Throughout my adolescent years, I experienced thousands of exams. I usually had quizzes after every chapter I was taught, in addition to mid-terms and finals. Exams were usually standardized, which means my classmates and I were tested on the same questions and graded by the same criterions. The only exceptions, where there was no standard answer, were open-ended questions on Chinese and English exams, especially creative writing exams. There were usually around 50 students in my class before I entered university; we had all classes and exams together. That said, I always had the same peers/competitors for every exam. As a group, we competed with the other students in the same grade, ranging from 200 students in elementary school to 500 students in high school. Therefore, if test-taking in the United States is like a treadmill, my experiences of test-taking in China were probably more intensive than that.
I, together with other Chinese students of my generation, grew up hearing ascetic attacks at home and abroad of the Chinese education system as being based on rote memorization and driven by tests, but I do not think those criticisms are to the point. First, it is impossible to depend on memorization alone to do well on exams; comprehension is indispensable. Second, a test-driven education system is a similitude of real life challenges. You may know that Chinese students are told over and over again that high scores are necessary for entering top universities, but you might not know that we are also reassured a million times that the scores are not the only standard by which a student is judged. In that sense, if the stress is not offset by the reassurance, we at least learn one thing by heart: Standardized tests become tough only when students are convinced that they won’t be considered “successful” unless they score higher than others.
Doesn’t that sound just like real life? Real life becomes daunting when people are convinced that they won’t be considered “successful” unless they score higher than others, in terms of income, educational background, social status and, in some countries, race or ethnicity. Of course, for people who don’t give in to the established norms about success, there is a different story. Yet, for the rest of the people, standardized tests prepare them for real life challenges. They have lots of opportunities to learn to deal with adversities. The more competitors they have and the harder the exams are, the more character traits suggested by Paul Tough they need to succeed. In my case, optimism, curiosity, social intelligence and grit are the four major character traits I worked hard on throughout years of test-taking experiences.

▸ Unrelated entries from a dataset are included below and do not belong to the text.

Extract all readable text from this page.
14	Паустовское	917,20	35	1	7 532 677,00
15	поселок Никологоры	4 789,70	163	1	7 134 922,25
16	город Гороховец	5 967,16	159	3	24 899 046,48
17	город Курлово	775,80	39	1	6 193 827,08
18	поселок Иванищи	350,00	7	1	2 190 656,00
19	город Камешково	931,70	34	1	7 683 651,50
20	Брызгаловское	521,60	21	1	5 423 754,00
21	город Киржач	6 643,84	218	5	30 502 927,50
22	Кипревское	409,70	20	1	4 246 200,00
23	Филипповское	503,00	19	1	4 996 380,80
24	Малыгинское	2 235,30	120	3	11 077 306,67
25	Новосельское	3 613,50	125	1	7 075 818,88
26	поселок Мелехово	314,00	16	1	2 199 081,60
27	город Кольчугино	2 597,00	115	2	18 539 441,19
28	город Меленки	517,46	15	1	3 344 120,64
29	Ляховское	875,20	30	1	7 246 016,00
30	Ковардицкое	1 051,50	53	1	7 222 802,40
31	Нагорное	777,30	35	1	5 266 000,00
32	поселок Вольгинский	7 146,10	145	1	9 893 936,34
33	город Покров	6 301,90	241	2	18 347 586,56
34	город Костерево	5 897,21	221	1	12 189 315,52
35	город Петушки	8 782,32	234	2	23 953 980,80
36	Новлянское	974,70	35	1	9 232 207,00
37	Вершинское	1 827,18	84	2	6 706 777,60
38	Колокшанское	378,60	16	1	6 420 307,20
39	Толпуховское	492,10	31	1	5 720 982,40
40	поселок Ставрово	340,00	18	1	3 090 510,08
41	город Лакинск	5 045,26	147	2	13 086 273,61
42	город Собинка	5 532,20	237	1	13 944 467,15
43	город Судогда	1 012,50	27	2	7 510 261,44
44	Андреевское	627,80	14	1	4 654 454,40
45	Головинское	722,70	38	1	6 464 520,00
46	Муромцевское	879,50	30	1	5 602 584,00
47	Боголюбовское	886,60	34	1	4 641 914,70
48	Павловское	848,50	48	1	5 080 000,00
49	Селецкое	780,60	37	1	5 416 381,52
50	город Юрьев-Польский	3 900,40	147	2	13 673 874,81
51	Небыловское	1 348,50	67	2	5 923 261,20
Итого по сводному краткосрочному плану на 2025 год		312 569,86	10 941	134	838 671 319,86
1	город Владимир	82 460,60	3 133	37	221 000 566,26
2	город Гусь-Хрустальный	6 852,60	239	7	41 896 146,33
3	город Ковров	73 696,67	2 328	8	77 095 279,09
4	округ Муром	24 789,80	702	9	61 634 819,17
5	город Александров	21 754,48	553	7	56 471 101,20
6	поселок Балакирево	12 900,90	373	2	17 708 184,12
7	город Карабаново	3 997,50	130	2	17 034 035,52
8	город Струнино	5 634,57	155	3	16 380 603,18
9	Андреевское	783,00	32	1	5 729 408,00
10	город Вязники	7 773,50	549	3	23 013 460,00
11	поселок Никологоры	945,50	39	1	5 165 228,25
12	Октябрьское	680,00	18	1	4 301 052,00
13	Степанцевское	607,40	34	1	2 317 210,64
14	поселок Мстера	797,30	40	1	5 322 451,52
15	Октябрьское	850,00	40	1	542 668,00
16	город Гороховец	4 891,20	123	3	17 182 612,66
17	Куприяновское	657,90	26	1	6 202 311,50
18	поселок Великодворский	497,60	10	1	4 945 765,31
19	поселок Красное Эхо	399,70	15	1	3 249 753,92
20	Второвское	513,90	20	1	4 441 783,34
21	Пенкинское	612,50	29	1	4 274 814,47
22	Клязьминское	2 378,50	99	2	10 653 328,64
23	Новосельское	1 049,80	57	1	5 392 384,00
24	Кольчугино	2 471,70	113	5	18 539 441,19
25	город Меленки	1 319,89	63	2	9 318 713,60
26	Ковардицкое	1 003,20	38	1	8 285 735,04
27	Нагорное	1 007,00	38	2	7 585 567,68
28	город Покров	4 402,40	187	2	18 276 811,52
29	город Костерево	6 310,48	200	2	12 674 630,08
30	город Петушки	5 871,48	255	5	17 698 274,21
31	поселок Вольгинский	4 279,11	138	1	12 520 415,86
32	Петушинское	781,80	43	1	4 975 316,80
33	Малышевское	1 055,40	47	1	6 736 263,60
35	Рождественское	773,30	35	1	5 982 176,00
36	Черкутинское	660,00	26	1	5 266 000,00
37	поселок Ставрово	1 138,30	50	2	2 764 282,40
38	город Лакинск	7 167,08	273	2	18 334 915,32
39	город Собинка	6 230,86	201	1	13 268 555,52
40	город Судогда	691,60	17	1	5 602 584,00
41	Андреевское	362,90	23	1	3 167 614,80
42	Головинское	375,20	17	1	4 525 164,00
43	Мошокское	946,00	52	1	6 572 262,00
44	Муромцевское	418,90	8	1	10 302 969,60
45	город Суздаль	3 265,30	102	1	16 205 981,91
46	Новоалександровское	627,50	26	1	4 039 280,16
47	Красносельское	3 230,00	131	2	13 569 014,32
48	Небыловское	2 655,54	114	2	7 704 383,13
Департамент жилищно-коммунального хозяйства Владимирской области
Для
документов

Curiosity: Thanks to the criticisms of the Chinese education system, I’ve always been convinced that what I learned in China is only one of the many ways of looking at the world. There’s always more to learn.
Social Intelligence: When you take 40 classes with the same 50 students five or five and a half days a week and there is no way to switch seats in the classroom, you have to think about how to deal with people, in addition to your teachers and parents who are probably more stressed out than you are.
Grit: It was greatly developed in the last year of high school by taking at least one exam a day. By the time I no longer felt nervous about exams or dispirited by a temporary bad score, I began to think of life as a string of exams (which I might or might not take together with other people) to help myself learn.
Six years have passed by since I graduated from high school. Exams were not the center of my life at undergraduate university and grad school. The concepts, theories, theorems, equations I once learned for the exams were replaced by new sets of working knowledge that I picked up to complete various tasks, but the life philosophy and character traits I developed during the exam-based learning experiences are still with me, whether I’m going to live a successful and mundane life or a quiet and creative one.